Psychologisch experiment 2: selectieve aandacht

Als je aandacht op één ding gericht is, merk je andere dingen minder goed op, of helemaal niet. Dit is hoe onze hersenen zijn geprogrammeerd, omdat we dagelijks zoveel informatie krijgen dat onze hersenen niet alles tegelijk kunnen verwerken. Onderstaande video is een beroemde illustratie van dit fenomeen. Onze selectieve aandacht verklaart ook waarom getuigenverhoren vaak moeilijk zijn. En waarom mensen de neiging hebben om te snel conclusies te trekken.

 

Psychologisch experiment 3: groepsdruk

Of je het nu wilt of niet, de meerderheid van een groep waarvan je deel uitmaakt, beïnvloedt vaak je mening. In het onderstaande experiment van Salomon Asch zie je een 'quiz' met vijf nep-deelnemers (die in het complot zitten) en één echte. De opdracht is simpel: welke lijn komt overeen met de andere? Maar de nep-deelnemers geven consequent het verkeerde antwoord. Hoe vaak denk je dat de proefpersoon zijn eigen beoordeling laat varen?

 

Psychologisch experiment 4: vijandigheid tussen groepen

Heb je je ooit afgevraagd waarom bepaalde groepen zo vijandig tegenover elkaar staan?
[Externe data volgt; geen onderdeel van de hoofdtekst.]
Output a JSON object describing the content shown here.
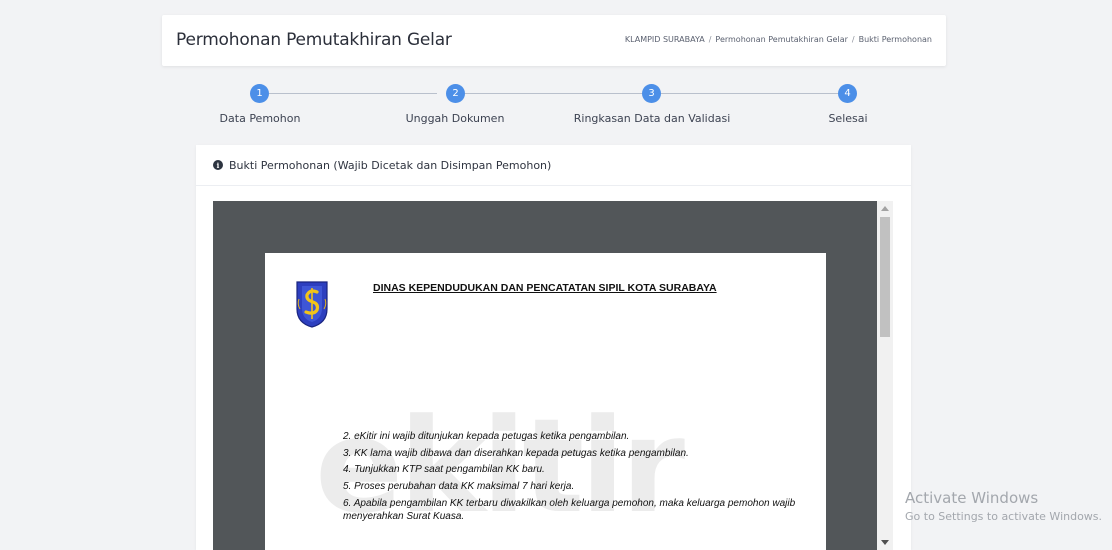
{
  "header": {
    "title": "Permohonan Pemutakhiran Gelar",
    "breadcrumb": [
      "KLAMPID SURABAYA",
      "Permohonan Pemutakhiran Gelar",
      "Bukti Permohonan"
    ],
    "breadcrumb_separator": "/"
  },
  "stepper": {
    "steps": [
      {
        "number": "1",
        "label": "Data Pemohon"
      },
      {
        "number": "2",
        "label": "Unggah Dokumen"
      },
      {
        "number": "3",
        "label": "Ringkasan Data dan Validasi"
      },
      {
        "number": "4",
        "label": "Selesai"
      }
    ],
    "active_color": "#4c8fe8"
  },
  "card": {
    "icon": "info-circle-icon",
    "title": "Bukti Permohonan (Wajib Dicetak dan Disimpan Pemohon)"
  },
  "document": {
    "heading": "DINAS KEPENDUDUKAN DAN PENCATATAN SIPIL KOTA SURABAYA",
    "watermark": "ekitir",
    "notes": [
      "2. eKitir ini wajib ditunjukan kepada petugas ketika pengambilan.",
      "3. KK lama wajib dibawa dan diserahkan kepada petugas ketika pengambilan.",
      "4. Tunjukkan KTP saat pengambilan KK baru.",
      "5. Proses perubahan data KK maksimal 7 hari kerja.",
      "6. Apabila pengambilan KK terbaru diwakilkan oleh keluarga pemohon, maka keluarga pemohon wajib menyerahkan Surat Kuasa."
    ]
  },
  "system_overlay": {
    "title": "Activate Windows",
    "subtitle": "Go to Settings to activate Windows."
  }
}
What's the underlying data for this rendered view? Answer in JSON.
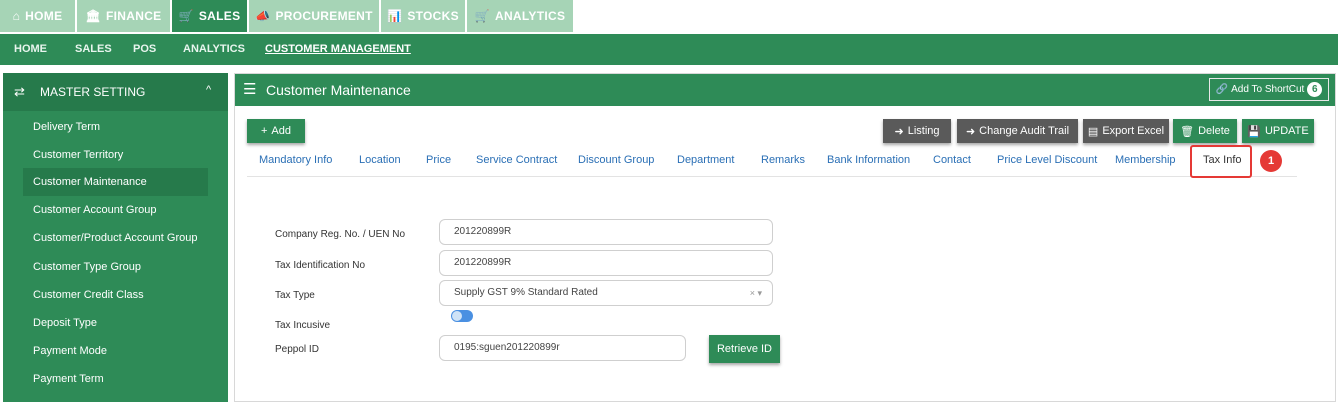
{
  "modules": [
    {
      "label": "HOME",
      "icon": "home-icon",
      "glyph": "⌂",
      "active": false
    },
    {
      "label": "FINANCE",
      "icon": "bank-icon",
      "glyph": "🏛",
      "active": false
    },
    {
      "label": "SALES",
      "icon": "cart-icon",
      "glyph": "🛒",
      "active": true
    },
    {
      "label": "PROCUREMENT",
      "icon": "megaphone-icon",
      "glyph": "📣",
      "active": false
    },
    {
      "label": "STOCKS",
      "icon": "chart-icon",
      "glyph": "📊",
      "active": false
    },
    {
      "label": "ANALYTICS",
      "icon": "cart-icon",
      "glyph": "🛒",
      "active": false
    }
  ],
  "subnav": [
    {
      "label": "HOME"
    },
    {
      "label": "SALES"
    },
    {
      "label": "POS"
    },
    {
      "label": "ANALYTICS"
    },
    {
      "label": "CUSTOMER MANAGEMENT",
      "active": true
    }
  ],
  "sidebar": {
    "header": "MASTER SETTING",
    "items": [
      {
        "label": "Delivery Term"
      },
      {
        "label": "Customer Territory"
      },
      {
        "label": "Customer Maintenance",
        "active": true
      },
      {
        "label": "Customer Account Group"
      },
      {
        "label": "Customer/Product Account Group"
      },
      {
        "label": "Customer Type Group"
      },
      {
        "label": "Customer Credit Class"
      },
      {
        "label": "Deposit Type"
      },
      {
        "label": "Payment Mode"
      },
      {
        "label": "Payment Term"
      }
    ]
  },
  "main": {
    "title": "Customer Maintenance",
    "shortcut_label": "Add To ShortCut",
    "shortcut_count": "6",
    "add_label": "Add",
    "actions": {
      "listing": "Listing",
      "audit": "Change Audit Trail",
      "export": "Export Excel",
      "delete": "Delete",
      "update": "UPDATE"
    },
    "tabs": [
      {
        "label": "Mandatory Info"
      },
      {
        "label": "Location"
      },
      {
        "label": "Price"
      },
      {
        "label": "Service Contract"
      },
      {
        "label": "Discount Group"
      },
      {
        "label": "Department"
      },
      {
        "label": "Remarks"
      },
      {
        "label": "Bank Information"
      },
      {
        "label": "Contact"
      },
      {
        "label": "Price Level Discount"
      },
      {
        "label": "Membership"
      },
      {
        "label": "Tax Info",
        "active": true
      }
    ],
    "callout_number": "1"
  },
  "form": {
    "company_reg_label": "Company Reg. No. / UEN No",
    "company_reg_value": "201220899R",
    "tax_id_label": "Tax Identification No",
    "tax_id_value": "201220899R",
    "tax_type_label": "Tax Type",
    "tax_type_value": "Supply GST 9% Standard Rated",
    "tax_inclusive_label": "Tax Incusive",
    "tax_inclusive_on": true,
    "peppol_label": "Peppol ID",
    "peppol_value": "0195:sguen201220899r",
    "retrieve_label": "Retrieve ID"
  }
}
De realistische conflicttheorie biedt daar een verklaring voor: competitie over (vermeende) schaarse bronnen, zoals geld, macht en status. Ook het hebben van een alles-of-niets-gevoel speelt daarbij een rol. Het Robbers Cave-experiment van Muzafer Sherif is een van de bekendste demonstraties van dit effect. Vijandigheid tussen groepen kan alleen worden opgelost door een gezamenlijk doel te stellen (samenleven is niet genoeg).

 

Psychologisch experiment 5: aangeleerde hulpeloosheid

In de jaren '60 kreeg Martin Seligman interessante inzichten door experimenten met honden. Mensen (en dieren) gedragen zich in bepaalde situaties hulpeloos, terwijl ze de capaciteiten hebben om iets aan de onplezierige omstandigheden te veranderen. Dat komt vaak omdat ze eerder negatieve ervaringen hebben gehad bij hun pogingen om aan de nare situatie te ontsnappen. Aangeleerde hulpeloosheid speelt bijvoorbeeld een rol bij depressie.

 

Ken je nog andere beroemde psychologische experimenten om aan deze lijst toe te voegen?

Helaas is reageren op dit artikel niet meer mogelijk omdat het originele blog (Passievoorpsychologie.nl) niet meer bestaat. Toch hoop ik dat je waardevolle inzichten hebt opgedaan die je verder kunnen helpen.